An international team of astronomers using the Hubble Space Telescope is reporting the first discovery of oxygen and carbon in the atmosphere of a planet circling another star.
Oxygen and carbon are two elements considered vital to the evolution of life as we know it. But scientists said the finding does not mean that the planet supports life. Far from it.
"This is oxygen in a very harsh environment," said University of Arizona astronomer Gilda Ballester, a member of the team.
The planet, tentatively named Osiris, is a "gas giant" nearly the size of Jupiter. It is orbiting just 4.3 million miles from its star - one-eighth the distance between our sun and its nearest planet, Mercury. So it's hot, an estimated 1,832 degrees Fahrenheit on the surface.
Worse, ultraviolet radiation streaming from the star appears to be ripping away the planet's mostly hydrogen atmosphere, blowing away the heavier carbon and oxygen in the process. And that's what the Hubble telescope has detected.
It is just the kind of discovery that the Hubble is uniquely suited for, said Steven V.W. Beckwith, director of the Space Telescope Science Institute in Baltimore.
"There is no other facility right now or planned, on the ground or in orbit, that would be able to do this kind of follow-up on extra-solar planets," he said.
The Hubble telescope's future was thrown in doubt last month after NASA Administrator Sean O'Keefe decided to scrap a final space shuttle mission to service the Hubble in orbit in 2006. The cancellation came in response to new priorities for manned space flight set by President Bush, and new shuttle safety guidelines established in the wake of the Columbia accident a year ago.
Protests by the scientific community, and by Maryland Sen. Barbara A. Mikulski, prompted O'Keefe to ask retired Adm. Harold W. Gehman Jr. last week to review the decision. Gehman was the chairman of the panel that reviewed safety concerns after the Columbia disaster.
The Hubble's latest discovery will appear in the forthcoming issue of Astrophysical Journal Letters, reported by a team of French, American, Canadian and Swiss astronomers, led by Alfred Vidal-Madjar, of the Institut d'Astrophysique de Paris.
Osiris was discovered in 1999, one of more than 100 planets that have been detected circling stars beyond our solar system. Its sun-like star is about 150 light-years from Earth, visible with binoculars in the constellation Pegasus.
Officially dubbed HD 209458b, the planet could only be detected because its 3 1/2 -day orbit carries it directly in front of the star as seen from Earth.
This periodic "eclipse" reduces the brightness of the star by 1.5 percent. That is what alerted astronomers to its existence, the first extra-solar planet detected that way.
It was also the first extra-solar planet discovered to have an atmosphere - hydrogen and a bit of sodium were the first two elements identified by scientists.
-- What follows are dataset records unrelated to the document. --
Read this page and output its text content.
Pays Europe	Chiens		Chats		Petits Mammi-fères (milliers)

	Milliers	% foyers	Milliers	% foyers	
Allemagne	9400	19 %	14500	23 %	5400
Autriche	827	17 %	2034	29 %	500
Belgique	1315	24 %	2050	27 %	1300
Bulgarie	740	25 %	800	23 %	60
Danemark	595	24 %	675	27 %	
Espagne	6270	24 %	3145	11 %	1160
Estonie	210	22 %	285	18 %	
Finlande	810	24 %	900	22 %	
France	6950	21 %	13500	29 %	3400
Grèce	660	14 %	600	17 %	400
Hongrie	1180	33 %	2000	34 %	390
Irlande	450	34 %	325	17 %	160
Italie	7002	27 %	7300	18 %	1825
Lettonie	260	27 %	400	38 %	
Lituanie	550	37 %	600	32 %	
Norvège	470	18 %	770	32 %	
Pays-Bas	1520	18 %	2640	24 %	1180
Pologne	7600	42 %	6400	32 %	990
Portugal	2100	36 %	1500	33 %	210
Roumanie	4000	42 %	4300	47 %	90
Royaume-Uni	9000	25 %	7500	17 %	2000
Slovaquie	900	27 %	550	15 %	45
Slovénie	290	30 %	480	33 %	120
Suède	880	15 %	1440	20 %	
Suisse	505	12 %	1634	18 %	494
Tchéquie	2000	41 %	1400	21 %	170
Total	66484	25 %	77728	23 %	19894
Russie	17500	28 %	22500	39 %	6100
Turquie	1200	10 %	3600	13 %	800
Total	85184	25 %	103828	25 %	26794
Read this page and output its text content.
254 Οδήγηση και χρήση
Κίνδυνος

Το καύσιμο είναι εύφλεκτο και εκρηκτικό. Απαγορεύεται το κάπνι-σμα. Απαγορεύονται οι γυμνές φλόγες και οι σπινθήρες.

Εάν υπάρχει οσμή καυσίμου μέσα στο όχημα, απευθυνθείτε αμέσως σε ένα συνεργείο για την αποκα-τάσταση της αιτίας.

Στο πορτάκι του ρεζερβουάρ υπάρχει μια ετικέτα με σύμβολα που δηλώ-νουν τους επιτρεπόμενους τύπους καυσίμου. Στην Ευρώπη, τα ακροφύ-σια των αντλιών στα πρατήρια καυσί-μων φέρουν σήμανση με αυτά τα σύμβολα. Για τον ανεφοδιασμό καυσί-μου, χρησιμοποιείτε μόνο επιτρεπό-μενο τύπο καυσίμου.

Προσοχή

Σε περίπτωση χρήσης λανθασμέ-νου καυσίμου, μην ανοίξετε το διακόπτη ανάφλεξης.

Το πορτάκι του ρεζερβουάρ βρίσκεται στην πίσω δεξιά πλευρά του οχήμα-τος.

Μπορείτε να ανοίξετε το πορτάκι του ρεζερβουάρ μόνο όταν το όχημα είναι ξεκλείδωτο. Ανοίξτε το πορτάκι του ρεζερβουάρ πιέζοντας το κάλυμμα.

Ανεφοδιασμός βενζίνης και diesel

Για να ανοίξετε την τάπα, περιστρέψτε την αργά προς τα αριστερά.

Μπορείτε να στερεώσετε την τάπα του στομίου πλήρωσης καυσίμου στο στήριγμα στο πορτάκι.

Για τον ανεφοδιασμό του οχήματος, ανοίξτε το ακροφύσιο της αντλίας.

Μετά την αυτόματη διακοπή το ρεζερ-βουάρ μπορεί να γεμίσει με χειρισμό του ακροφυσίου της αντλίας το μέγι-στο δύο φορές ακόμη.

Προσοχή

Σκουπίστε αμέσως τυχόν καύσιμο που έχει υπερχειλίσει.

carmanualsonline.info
And it is now also the first to be found to have oxygen and carbon in its atmosphere.
The Hubble Space Telescope is able to analyze the chemistry of Osiris' atmosphere by making spectrographic measurements of the star's light as the planet's atmosphere passes in front of it.
"It's been a gold mine," Ballester said. "The problem is, this is one example. There has been another ... planet identified that transits in front of its star, but the star is very far, and very difficult to observe."
Osiris' atmosphere was only visible to the Hubble telescope because it is being heated to 18,000 degrees and blown far into space by radiation from its star.
"We detected the outer parts of the atmosphere that are very, very extended," making it appear 10 times larger in the ultraviolet wavelengths visible to the Hubble, Ballester said.
The gas is being blown away at speeds approaching the speed of sound, she said.
The fact that carbon and oxygen - elements 10 times heavier than hydrogen - are being swept up in the solar wind means that the radiation blowing off the star is strong enough to overcome the planet's gravity and gather up the heavier elements along with the lighter hydrogen, like beach sand in a gale.
In a few billion years, said University of Pennsylvania astronomer David E. Trilling, who was not part of the latest study, the entire atmosphere will perhaps have eroded away, leaving only a small, rocky remnant of the planet's core.
Theorists have proposed that such skeletal objects be placed in a new category of evaporated gas giants called "chthonian" (pronounced "THO-nee-un") planets, named for a Greek god of the underworld, Khton.
Some have proposed that the early atmospheres of Venus, Earth and Mars were blown off in a similar gale from the young sun, which might account for the differences between the contents of the Earth's present atmosphere and the chemicals abundant on Jupiter.
But "that idea is not well thought of by the [scientific] community," said Trilling. A more modern view, he said, is that the Earth formed later than Jupiter, and its atmosphere is the product of falling comets and other processes.
Astronomers said they're not surprised to find oxygen and carbon in Osiris' atmosphere. The elements are known to be present in the atmospheres of nearby gas giants, such as Jupiter and Saturn.
Still, Trilling said, "it tells us the composition of this planet is more interesting than a big ball of hydrogen."